PC gaming's biggest problem is that it's been an enthusiast market more than a consumer market. There are still tons of gamers that don't know the difference between 2GB ram, and a 2GB hard drive, or 1.21 gigahertz, to 1.21 gigawatts. For these gamers being a PC gamer is nothing but headache and heartache. The don't have a will to learn about the PC, and probably never will. Before buying any PC game, or hardware most PC gamers do some research. "Is it compatible with my current hardware? Do I meet min specs? Any known problems?" Even veteran PC gamers have trouble with some games, and these are smart tech savvy consumers.

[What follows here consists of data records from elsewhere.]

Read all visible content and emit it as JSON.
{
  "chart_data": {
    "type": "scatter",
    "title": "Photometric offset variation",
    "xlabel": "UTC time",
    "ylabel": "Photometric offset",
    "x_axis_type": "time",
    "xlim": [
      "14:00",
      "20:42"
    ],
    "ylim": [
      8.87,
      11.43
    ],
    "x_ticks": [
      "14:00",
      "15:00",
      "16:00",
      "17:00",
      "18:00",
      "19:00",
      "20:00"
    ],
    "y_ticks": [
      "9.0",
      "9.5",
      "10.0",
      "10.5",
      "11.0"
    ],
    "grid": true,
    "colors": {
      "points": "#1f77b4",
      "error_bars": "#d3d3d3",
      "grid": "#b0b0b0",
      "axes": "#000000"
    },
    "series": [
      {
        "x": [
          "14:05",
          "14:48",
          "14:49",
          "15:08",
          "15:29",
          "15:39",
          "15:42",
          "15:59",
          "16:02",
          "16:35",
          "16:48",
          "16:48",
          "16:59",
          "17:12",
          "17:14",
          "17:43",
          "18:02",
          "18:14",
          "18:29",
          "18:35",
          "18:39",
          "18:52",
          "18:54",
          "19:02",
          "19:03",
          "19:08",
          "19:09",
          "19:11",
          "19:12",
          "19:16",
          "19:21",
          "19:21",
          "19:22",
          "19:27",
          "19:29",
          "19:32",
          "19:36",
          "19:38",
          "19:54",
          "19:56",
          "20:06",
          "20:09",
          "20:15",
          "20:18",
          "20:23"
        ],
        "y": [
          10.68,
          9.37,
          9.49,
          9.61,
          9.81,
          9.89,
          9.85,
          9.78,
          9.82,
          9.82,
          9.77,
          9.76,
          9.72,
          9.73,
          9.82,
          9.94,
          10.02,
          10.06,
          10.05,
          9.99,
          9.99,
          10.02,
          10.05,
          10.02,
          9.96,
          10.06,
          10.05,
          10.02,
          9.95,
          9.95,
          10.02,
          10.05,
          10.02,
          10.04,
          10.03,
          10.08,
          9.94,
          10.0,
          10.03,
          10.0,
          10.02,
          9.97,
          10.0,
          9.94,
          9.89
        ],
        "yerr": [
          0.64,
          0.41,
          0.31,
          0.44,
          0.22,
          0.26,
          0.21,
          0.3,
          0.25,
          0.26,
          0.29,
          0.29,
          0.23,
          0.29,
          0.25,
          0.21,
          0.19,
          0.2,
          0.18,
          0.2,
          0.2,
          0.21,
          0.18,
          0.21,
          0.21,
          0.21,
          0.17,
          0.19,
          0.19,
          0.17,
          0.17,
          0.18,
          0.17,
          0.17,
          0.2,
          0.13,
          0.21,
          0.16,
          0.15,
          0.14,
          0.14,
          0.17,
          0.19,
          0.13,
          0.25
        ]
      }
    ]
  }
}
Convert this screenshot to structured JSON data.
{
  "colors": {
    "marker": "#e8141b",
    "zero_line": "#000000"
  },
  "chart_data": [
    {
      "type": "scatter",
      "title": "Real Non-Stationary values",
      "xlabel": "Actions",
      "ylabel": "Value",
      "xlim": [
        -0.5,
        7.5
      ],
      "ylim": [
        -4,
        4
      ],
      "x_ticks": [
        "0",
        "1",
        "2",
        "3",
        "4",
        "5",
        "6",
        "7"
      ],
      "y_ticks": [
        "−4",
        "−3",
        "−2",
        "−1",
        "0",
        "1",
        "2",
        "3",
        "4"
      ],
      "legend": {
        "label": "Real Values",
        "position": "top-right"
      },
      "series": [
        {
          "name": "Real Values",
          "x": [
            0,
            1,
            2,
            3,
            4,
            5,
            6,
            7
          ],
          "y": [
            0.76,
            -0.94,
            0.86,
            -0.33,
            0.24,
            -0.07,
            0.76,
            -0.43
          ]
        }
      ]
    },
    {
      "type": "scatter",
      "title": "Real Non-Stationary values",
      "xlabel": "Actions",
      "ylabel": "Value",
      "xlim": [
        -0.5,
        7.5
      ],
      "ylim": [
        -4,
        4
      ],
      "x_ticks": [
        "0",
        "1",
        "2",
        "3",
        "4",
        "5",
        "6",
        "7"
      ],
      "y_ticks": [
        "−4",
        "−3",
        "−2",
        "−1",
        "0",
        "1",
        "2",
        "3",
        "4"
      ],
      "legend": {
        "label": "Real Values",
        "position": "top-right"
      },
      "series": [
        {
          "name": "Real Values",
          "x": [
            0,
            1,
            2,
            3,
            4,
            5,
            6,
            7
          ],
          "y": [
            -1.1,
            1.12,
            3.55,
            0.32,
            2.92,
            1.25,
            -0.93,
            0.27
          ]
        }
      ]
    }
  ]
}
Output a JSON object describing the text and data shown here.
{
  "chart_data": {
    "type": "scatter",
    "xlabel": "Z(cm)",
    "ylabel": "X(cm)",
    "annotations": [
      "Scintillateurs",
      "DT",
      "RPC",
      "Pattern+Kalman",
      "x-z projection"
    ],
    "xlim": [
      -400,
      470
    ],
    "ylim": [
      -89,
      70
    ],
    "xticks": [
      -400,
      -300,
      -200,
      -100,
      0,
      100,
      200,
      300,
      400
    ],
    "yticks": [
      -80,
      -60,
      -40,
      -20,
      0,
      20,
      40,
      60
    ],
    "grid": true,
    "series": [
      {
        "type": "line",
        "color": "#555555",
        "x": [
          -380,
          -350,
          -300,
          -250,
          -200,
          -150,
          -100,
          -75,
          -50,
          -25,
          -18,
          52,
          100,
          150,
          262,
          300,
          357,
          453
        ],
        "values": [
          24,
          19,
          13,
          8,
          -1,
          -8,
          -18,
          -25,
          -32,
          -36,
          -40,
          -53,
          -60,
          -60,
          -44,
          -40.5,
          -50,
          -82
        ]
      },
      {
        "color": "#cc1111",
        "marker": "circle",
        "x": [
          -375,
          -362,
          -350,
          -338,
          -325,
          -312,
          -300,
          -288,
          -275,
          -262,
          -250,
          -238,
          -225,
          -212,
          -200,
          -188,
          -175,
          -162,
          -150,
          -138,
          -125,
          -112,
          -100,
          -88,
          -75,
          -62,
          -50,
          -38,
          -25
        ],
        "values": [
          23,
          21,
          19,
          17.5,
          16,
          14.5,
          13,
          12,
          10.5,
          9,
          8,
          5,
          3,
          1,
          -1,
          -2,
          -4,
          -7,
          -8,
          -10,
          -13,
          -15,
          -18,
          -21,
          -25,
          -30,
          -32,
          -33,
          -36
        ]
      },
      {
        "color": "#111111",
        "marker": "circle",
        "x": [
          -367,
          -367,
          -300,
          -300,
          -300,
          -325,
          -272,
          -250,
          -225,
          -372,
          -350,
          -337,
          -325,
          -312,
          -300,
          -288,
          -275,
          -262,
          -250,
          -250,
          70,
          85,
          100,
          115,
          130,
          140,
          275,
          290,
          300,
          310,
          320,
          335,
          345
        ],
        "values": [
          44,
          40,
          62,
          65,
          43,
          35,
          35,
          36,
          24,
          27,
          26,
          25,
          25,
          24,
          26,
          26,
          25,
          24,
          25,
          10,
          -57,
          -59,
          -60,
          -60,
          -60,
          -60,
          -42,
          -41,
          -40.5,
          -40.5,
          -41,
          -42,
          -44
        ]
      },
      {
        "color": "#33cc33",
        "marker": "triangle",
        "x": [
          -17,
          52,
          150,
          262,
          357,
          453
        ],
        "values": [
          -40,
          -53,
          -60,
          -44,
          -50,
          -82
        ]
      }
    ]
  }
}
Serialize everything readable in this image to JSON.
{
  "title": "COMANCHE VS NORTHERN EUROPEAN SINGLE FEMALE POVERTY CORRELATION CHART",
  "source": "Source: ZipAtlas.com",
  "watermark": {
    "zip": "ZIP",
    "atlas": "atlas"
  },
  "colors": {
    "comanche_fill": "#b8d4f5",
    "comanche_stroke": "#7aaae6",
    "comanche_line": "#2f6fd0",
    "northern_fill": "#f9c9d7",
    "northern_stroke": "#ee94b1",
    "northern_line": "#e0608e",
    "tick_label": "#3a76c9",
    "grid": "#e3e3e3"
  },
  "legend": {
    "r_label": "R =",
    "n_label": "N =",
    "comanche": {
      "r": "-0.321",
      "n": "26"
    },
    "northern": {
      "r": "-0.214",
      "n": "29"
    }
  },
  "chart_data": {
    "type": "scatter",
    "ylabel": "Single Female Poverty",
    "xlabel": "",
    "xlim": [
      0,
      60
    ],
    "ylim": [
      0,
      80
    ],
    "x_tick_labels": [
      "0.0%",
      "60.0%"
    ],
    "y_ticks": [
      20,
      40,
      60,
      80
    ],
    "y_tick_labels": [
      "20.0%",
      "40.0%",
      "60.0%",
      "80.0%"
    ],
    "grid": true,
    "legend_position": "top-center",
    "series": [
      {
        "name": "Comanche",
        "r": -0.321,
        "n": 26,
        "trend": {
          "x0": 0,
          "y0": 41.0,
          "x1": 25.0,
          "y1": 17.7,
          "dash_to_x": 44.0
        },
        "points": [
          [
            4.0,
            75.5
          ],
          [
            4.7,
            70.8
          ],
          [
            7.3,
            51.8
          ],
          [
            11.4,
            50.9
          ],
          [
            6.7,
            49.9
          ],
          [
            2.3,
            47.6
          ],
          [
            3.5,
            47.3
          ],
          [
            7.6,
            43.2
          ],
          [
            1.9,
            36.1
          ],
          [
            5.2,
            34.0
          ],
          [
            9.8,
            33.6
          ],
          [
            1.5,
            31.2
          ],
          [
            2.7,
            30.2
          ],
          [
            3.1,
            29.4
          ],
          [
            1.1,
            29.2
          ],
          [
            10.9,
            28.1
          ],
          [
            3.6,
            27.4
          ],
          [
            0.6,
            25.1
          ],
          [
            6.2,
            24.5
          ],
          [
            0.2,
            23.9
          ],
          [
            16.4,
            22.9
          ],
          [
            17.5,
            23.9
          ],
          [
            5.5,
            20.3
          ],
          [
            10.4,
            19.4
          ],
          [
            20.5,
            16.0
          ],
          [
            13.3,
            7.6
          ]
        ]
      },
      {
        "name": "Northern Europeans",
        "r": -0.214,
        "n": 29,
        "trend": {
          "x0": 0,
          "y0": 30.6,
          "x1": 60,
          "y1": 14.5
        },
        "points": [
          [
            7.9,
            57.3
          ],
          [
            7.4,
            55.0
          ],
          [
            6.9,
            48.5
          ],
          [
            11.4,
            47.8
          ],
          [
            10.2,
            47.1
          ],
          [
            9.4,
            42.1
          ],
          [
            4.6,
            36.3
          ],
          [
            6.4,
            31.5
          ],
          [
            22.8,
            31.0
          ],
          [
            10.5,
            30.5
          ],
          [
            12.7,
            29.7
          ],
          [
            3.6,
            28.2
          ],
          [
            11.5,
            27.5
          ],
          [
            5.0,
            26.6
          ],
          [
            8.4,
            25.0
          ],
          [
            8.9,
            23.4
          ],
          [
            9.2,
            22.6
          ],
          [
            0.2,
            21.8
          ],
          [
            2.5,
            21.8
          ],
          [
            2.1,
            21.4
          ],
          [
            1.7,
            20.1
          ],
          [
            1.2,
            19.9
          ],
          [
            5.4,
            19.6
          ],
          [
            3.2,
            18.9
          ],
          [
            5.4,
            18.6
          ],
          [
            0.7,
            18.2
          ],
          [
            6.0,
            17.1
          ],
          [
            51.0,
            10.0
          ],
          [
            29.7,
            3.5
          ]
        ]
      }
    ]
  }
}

Currently PC gaming is in a good place. If you bought a high end gaming pc 2 years ago it's probably still well above recommended specs. Mostly because the hardware race has slowed cause the difference in new tech and old tech isn't really that dramatic of a change when it comes to gaming. This might be due to the economic climate, or just a natural order of things, but it's really helped out consumers who've been trying to keep up w/ the Jones' (AMD, intel, Nvidia, and ATI). Their hardware arms race is one of a few reasons PC gaming has driven away consumers, and developers.
Piracy is a serious issue for developers in this global tech age. While many tend to blow it out of proportion it's still something you have to consider when releasing on any platform not just pc. The DS, and PSP are two other examples of platforms where piracy seems to be a serious issue. On PC piracy is a problem because often the pirated versions of games are cheaper, easier to obtain, and easier to run. Imagine you're 15 years old and want a copy of Bioshock 2 for PC. First off you can't order it from an online retailer like steam since you don't have a credit card, some stores probably have it in stock, but you're 15 so you'll have to ride your, bike or take the bus. If you happen to get it, and it doesn't work on your PC you can't return it. You'll have to figure out the DRM, and if you have the knowledge to fix a problem with DRM you already have more than enough knowledge to get a pirated version which is not going to have any DRM requirements. Who can really blame consumers when piracy meets all their needs, and legit buyers are left in the cold. Steam might be an answer to that. While it's not cheaper than piracy it is much easier to get games on steam, and easier to run steam games than pirated ones. Consumers have repeatedly shown they will pay more when convenient so it's possible to compete with free especially with the shady pirate community, and the amount of personal information people keep on their pcs.